Life in Hell: The Adventures of Tracy, Peter, and Kevin


The Great Bin Revolt of 1997

I have this thing about washing dishes. Call me a neat freak, but I like my dishes to be washed well. I like them to be submerged in hot, soapy water, scrubbed with a clean dish cloth, and dried with a nice, clean tea towel.

My roommates prefer the bachelor I-don’t-care-if-they’re-really-clean-as-long-as-they-look-it method. That is, smear a little dish soap onto a plate, grab a sponge, wipe, and rinse. Air dry overnight.

When I first moved in, Peter and Kevin owned a total of 1 tea towel (used to wipe spills) and 1 sponge that hadn’t been changed in over 6 months. When I asked whether or not they had a dish cloth, I was shown a rag that looked more like a doyle than anything.

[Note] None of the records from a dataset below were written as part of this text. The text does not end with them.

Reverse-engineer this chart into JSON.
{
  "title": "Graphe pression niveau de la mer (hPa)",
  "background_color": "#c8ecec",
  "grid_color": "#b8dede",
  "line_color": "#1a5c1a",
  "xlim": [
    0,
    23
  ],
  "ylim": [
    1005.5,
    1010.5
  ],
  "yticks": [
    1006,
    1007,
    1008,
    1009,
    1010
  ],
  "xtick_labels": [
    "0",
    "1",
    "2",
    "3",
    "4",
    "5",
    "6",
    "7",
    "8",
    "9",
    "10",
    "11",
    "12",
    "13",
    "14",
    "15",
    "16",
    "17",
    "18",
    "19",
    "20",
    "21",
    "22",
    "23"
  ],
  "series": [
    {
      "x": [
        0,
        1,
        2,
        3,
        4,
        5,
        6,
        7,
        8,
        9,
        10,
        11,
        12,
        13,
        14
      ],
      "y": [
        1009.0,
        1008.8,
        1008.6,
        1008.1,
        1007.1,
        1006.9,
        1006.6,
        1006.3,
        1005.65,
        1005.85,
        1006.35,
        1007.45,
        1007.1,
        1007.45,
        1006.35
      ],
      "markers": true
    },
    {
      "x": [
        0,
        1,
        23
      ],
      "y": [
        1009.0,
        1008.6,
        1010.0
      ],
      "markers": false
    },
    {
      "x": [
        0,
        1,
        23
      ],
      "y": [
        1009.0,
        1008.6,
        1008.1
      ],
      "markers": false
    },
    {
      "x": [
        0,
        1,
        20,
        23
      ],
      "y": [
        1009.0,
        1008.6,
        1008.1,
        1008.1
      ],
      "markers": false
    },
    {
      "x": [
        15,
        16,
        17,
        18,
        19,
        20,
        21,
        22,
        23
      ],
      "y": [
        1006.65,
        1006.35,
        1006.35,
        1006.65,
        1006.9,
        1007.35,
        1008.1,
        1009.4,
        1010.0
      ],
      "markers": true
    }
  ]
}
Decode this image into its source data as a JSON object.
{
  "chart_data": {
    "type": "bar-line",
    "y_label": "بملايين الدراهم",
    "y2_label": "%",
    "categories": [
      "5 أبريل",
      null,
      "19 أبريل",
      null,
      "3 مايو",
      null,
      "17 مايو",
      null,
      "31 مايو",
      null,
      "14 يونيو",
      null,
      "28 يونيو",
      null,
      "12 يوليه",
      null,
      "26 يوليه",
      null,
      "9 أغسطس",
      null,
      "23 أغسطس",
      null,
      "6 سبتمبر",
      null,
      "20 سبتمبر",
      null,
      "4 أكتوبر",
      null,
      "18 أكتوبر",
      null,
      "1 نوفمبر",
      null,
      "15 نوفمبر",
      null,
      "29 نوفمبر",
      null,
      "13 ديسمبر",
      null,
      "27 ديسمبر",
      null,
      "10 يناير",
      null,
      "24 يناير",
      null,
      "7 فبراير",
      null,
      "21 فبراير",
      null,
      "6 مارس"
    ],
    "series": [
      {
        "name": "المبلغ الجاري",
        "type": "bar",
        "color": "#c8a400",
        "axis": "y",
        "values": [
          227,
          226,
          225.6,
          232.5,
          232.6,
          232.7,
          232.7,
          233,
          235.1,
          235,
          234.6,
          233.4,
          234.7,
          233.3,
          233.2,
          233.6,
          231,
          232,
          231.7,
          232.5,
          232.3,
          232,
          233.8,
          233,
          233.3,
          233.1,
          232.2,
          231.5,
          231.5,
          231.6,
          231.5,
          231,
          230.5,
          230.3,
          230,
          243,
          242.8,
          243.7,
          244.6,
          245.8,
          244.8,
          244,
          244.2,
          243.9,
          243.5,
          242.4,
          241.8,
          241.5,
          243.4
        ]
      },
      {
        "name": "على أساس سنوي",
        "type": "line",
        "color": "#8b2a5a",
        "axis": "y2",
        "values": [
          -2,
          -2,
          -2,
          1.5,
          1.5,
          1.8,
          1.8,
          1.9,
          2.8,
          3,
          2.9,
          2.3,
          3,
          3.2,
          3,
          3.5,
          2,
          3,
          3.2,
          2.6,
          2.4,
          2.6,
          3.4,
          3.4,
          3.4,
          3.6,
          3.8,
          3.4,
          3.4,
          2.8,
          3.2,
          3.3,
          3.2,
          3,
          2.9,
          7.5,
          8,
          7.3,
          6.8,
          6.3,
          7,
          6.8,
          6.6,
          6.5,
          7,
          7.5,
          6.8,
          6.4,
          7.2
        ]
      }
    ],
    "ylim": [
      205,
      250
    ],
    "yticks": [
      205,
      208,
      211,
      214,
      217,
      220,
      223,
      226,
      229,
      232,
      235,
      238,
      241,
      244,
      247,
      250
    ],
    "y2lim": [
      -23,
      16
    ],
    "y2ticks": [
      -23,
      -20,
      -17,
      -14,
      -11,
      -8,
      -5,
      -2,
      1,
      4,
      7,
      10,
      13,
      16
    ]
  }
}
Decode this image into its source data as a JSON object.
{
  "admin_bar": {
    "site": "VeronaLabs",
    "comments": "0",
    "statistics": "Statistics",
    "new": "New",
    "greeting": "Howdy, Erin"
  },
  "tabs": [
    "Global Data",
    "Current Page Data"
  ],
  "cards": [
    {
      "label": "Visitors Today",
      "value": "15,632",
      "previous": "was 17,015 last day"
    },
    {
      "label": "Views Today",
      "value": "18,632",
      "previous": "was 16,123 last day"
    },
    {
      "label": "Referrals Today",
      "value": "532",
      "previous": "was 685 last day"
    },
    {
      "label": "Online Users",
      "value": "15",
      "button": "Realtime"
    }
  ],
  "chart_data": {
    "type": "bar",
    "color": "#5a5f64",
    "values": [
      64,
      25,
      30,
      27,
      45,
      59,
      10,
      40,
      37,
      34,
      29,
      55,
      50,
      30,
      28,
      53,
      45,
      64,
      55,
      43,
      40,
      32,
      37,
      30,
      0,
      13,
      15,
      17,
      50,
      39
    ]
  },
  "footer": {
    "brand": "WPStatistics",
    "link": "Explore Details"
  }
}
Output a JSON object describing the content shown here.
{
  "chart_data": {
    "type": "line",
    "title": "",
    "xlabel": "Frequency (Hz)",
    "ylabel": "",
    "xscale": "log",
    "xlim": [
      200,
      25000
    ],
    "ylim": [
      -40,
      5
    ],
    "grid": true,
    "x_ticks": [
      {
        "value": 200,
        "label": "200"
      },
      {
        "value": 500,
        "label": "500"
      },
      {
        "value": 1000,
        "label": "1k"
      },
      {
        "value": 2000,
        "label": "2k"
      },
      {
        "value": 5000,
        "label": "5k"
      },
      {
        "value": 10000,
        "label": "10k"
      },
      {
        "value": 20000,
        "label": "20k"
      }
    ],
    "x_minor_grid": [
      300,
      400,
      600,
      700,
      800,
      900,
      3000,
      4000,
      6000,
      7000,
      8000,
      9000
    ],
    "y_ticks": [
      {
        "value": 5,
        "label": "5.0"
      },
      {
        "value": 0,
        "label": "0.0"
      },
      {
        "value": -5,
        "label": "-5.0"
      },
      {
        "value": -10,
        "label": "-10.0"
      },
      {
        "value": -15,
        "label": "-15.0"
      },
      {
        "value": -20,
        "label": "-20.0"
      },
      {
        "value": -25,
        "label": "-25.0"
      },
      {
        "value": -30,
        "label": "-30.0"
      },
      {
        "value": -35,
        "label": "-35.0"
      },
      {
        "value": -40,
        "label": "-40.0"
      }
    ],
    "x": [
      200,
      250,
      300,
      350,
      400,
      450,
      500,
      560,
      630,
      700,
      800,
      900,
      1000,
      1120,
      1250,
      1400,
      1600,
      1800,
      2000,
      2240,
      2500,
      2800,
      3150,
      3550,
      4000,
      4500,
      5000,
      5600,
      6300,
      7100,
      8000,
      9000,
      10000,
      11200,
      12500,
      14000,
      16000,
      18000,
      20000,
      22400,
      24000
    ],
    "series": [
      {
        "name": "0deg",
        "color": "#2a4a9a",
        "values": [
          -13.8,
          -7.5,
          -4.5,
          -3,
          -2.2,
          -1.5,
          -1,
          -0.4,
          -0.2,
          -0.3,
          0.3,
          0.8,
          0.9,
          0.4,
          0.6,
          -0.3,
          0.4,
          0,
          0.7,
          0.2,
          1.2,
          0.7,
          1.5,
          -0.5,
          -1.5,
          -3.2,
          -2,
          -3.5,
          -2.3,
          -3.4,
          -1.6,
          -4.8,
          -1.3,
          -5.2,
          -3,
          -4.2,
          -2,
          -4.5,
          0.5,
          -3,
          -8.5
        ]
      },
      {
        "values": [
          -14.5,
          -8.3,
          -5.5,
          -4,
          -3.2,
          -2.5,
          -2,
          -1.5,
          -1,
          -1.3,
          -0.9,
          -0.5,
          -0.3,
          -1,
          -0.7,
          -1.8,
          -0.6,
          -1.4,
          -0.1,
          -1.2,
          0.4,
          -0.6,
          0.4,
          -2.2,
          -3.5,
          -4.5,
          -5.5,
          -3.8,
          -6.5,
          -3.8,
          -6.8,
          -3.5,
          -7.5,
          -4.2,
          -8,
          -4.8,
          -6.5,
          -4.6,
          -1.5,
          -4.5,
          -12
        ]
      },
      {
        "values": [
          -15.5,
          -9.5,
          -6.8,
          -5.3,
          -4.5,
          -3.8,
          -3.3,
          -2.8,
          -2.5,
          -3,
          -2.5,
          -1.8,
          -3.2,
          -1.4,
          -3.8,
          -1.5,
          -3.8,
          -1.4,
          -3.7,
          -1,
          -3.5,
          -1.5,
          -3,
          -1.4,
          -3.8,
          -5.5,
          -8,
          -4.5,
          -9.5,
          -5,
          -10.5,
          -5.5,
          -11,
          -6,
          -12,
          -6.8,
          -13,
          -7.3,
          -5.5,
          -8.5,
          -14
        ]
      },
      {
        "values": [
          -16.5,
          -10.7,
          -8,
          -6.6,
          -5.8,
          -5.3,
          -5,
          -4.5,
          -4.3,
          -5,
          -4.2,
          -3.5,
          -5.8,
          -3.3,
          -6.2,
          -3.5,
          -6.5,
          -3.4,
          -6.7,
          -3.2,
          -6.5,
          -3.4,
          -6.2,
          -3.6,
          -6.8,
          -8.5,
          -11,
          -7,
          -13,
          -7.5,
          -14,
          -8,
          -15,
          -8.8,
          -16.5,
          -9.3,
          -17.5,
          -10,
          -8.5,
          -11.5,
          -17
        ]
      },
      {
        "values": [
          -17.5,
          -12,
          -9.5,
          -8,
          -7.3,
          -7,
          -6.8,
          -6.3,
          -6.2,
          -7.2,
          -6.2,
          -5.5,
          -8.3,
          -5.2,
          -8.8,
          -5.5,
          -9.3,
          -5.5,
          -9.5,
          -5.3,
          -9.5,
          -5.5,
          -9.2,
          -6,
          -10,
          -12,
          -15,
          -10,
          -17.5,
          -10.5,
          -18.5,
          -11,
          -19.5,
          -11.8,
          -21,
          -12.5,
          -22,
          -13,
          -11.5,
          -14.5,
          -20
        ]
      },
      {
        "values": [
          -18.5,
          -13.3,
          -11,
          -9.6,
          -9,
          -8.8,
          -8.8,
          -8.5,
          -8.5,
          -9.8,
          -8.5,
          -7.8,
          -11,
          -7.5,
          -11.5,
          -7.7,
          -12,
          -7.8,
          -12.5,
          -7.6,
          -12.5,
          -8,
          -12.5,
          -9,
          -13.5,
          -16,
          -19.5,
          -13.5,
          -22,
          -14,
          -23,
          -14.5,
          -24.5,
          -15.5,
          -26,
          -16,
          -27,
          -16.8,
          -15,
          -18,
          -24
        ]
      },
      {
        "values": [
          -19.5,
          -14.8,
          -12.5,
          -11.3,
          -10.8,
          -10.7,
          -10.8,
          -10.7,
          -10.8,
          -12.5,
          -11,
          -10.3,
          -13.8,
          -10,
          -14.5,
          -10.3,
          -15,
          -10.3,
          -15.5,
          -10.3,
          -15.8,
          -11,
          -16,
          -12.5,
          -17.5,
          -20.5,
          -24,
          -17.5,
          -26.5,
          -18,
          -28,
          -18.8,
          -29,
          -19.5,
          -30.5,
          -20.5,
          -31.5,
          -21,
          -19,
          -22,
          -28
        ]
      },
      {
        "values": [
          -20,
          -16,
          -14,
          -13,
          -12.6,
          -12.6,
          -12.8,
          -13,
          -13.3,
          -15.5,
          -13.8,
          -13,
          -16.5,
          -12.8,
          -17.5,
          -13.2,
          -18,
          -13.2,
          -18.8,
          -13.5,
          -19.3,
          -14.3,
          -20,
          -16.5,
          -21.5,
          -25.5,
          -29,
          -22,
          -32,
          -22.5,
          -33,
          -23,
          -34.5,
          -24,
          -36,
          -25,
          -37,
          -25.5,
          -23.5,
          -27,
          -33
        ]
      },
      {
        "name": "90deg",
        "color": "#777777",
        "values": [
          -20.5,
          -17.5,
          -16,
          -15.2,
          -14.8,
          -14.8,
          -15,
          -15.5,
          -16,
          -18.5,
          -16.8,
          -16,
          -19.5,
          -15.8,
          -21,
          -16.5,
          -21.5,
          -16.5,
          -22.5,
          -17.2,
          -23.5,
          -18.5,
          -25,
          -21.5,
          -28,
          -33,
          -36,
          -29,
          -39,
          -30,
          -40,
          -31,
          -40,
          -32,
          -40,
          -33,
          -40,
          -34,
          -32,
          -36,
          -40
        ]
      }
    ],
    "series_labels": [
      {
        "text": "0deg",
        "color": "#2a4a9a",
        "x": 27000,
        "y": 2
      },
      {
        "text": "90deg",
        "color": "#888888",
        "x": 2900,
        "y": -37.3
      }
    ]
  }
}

So shopping I went, buying a half dozen or so tea towels and three packages of dish cloths. I also bought one of those neat plastic dishwashing bins to wash the dishes in. Little did I know how much this would upset the two.

At first, they merely ignored the bin, rinsing their dishes around it, and continued to use their moldy, bacteria infested sponge. When the sponge had finally reached the end of its poor long life, they simply reached under the sink for one of my newer ones. They didn’t seem to care that this was the very sponge I used to clean the bathroom. I had to remind them why this wasn’t a good idea.

Then one day as I was about to wash my dishes, I noticed that my dishwashing bin was gone. Disappeared. I couldn’t understand why. Remembering a similar missing bin incident from the week before, I searched the kitchen, and finally found it on top of the toaster.

Confused, I put in back in the sink, and placed the pot which sat there on the counter. After I was done with my chore, I left the kitchen, and went to bed.

The next morning, as I meandered into the kitchen, I found Peter in a huff as he removed my bin from the sink, placed it atop the refrigerator, and slammed his pot back into the sink! I stood there in shock, not understanding what the big deal was. Then it hit me.

"They’re revolting against my bin! "

Peter was intent on making sure MY bin didn’t interfere with HIS "dishwashing" techniques. God forbid he find some foreign object sitting in the sink! God forbid he should have to place his pot inside MY bin!

He didn’t like my bin, and he was going to make sure I knew about it!

So I laughed. I mean really, what’s the deal revolting against a bin?

To this day, I'm the only one who uses it.